1 March 2018
Make Facebook look like a steam engine. Bruce Sterling talking about the human sensorium, enough hype and putting AR in light bulbs.
Jees, this guy is annoying to listen to, says the only comment. It got upvoted twice. Bruce Sterling – excuse me i mean the prophet of AR – is talking at Augmented World Expo 2016 on YouTube. I came here two years later because of a lengthy footnote that Benjamin Bratton put in The Stack.
The GUI melts into reality itself
I am deep down in the Interface Layer section, having left out the other Layers, in order to find out more about Brattons take on AR. And here we go, pg. 241: „Put another way, AR Apps, in all their baroque banality, augment the world more than they augment vision.

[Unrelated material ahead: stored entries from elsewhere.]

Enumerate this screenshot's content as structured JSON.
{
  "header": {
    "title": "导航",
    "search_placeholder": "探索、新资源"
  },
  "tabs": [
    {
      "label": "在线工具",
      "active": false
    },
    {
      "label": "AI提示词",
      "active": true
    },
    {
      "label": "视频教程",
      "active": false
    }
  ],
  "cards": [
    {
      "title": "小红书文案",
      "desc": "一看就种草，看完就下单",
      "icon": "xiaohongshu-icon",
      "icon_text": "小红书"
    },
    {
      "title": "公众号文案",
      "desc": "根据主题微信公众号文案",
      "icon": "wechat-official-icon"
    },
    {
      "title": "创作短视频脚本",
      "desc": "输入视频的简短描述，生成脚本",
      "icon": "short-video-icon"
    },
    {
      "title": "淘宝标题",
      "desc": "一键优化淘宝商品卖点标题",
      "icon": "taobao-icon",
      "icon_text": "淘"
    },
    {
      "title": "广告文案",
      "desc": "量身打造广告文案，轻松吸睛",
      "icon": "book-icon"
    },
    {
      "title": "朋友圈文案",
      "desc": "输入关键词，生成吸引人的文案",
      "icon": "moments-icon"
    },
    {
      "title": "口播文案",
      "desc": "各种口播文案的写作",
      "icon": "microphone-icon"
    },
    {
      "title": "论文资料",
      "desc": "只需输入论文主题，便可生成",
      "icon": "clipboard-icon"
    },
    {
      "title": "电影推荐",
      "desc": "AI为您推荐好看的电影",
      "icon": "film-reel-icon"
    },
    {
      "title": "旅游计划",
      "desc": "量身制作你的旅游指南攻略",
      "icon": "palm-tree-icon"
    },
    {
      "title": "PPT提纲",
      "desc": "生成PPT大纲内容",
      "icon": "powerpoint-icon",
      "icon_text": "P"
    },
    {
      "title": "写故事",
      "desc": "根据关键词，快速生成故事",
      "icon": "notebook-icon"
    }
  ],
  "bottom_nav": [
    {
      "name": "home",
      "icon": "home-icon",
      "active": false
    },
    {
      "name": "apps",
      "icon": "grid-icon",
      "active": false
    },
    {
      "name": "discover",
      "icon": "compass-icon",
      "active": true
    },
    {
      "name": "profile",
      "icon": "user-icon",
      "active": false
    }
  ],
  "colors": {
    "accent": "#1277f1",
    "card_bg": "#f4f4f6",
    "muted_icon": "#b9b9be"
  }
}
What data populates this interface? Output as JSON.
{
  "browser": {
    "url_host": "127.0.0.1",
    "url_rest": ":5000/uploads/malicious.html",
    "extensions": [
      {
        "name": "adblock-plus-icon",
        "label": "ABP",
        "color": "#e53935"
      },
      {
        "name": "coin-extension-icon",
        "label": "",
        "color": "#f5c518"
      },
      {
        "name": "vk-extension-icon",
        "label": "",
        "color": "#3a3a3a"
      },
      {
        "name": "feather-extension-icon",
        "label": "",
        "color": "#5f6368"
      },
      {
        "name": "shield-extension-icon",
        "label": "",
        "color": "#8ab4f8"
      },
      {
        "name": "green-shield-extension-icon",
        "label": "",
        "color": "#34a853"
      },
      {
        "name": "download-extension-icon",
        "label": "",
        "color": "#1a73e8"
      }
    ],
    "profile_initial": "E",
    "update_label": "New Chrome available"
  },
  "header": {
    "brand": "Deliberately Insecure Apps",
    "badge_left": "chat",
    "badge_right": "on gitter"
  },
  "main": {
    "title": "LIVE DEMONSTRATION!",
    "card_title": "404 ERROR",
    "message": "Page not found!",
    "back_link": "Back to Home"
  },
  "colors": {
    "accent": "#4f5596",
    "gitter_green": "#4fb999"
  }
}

As we define the interface as any point of contact that governs the conditions of exchange between two complex systems, then within AR, the GUI melts, so it seems, into reality itself, and is seen as another property of surfaces, things, and events….the real is itself collapsed into the imaginary, making the reality of AR perhaps irredeemably occult.“
Not yet sure what to think about Brattons idea that ARs killer application „would prove to be not marketing but those fundamentalist religion and politics (as well as security Apps and their monetizations)“. That might sound alarmist but we all have seen the chinese police woman a couple of days ago and these worshippers today. These make Sterling sound a lot less crazy in 2009: Soon we’ll have some themepark Creationist Augmented Reality.
Soon we’ll have some themepark Creationist Augmented Reality.
Attack and Defend – or Shop
Interpreting Ingress as some sort of training camp for future scenarios in the context of a „weaponized AR“ is ingenious: „to send people out into their cities training them to see, attack, and defend against the territorial incursions of enemies.“
Besides AR warfare training or a Christianist AR „any given site in the City may be overcome by multiple competing perceptual totalities, systems or souvereign geographies“ and „the User must manage more than one exclusive totality at once, and the multiple identities and agencies that each regime provides to the user position.“
GUI, NUI, TUI, MUI
Well. I have the impression that we are already experiencing something similar when walking down the city center with all the commercials crying out loud for attention while the mobile phone rings and we do have to act as employer, friend or someone else. But all this might change when „a fully mature interface regime“ (pg. 226) finally arrives.
„The MIT Media Lab Tangible Media Group*, led by Hiroshi Ishii, works on tangible user interfaces (TUI) and a future of radical atoms based on microscopic computing machines dissolved into physical matter, while the MIT Center for Bits and Atoms led by Neil Gershenfeld develops self-assembling microbotics and a program of ‚conformal computing‘ in which artificial and natural information layers might interoperate directly“ Bratton, 226 Gershenfelds latest book is called: Designing reality. And it is not at all about the Social Construction of Reality.
Vision Driven Design Research
* Radical Atoms is the future material that can transform their shape, conform to constraints, and inform the users of their affordances. Radical Atoms is a vision for the future of human-material interaction, in which all digital information has a physical manifestation so that we can interact directly with it. We no longer think of designing the interface, but rather of the interface itself as material. We may call it “Material User Interface (MUI). And: From the three approaches in design research: technology-driven, needs-driven, and vision-driven, we focus on the vision-driven approach due to its lifespan. Sounds like a useful idea. Next video on the list.
** Design Fiction is a design practice aiming at exploring and criticising possible futures by creating speculative, and often provocative, scenarios narrated through designed artifacts. It is a way to facilitate and foster debates, as explained by futurist Scott Smith: „… design fiction as a communication and social object creates interactions and dialogues around futures that were missing before. It helps make it real enough for people that you can have a meaningful conversation with“. By inspiring new imaginaries about the future, Design Fiction moves forward innovation perspectives, as conveyed by author Bruce Sterling’s own definition: „Design Fiction the deliberate use of diegetic prototypes to suspend disbelief about change“. Randomly related: Global Futures Lab.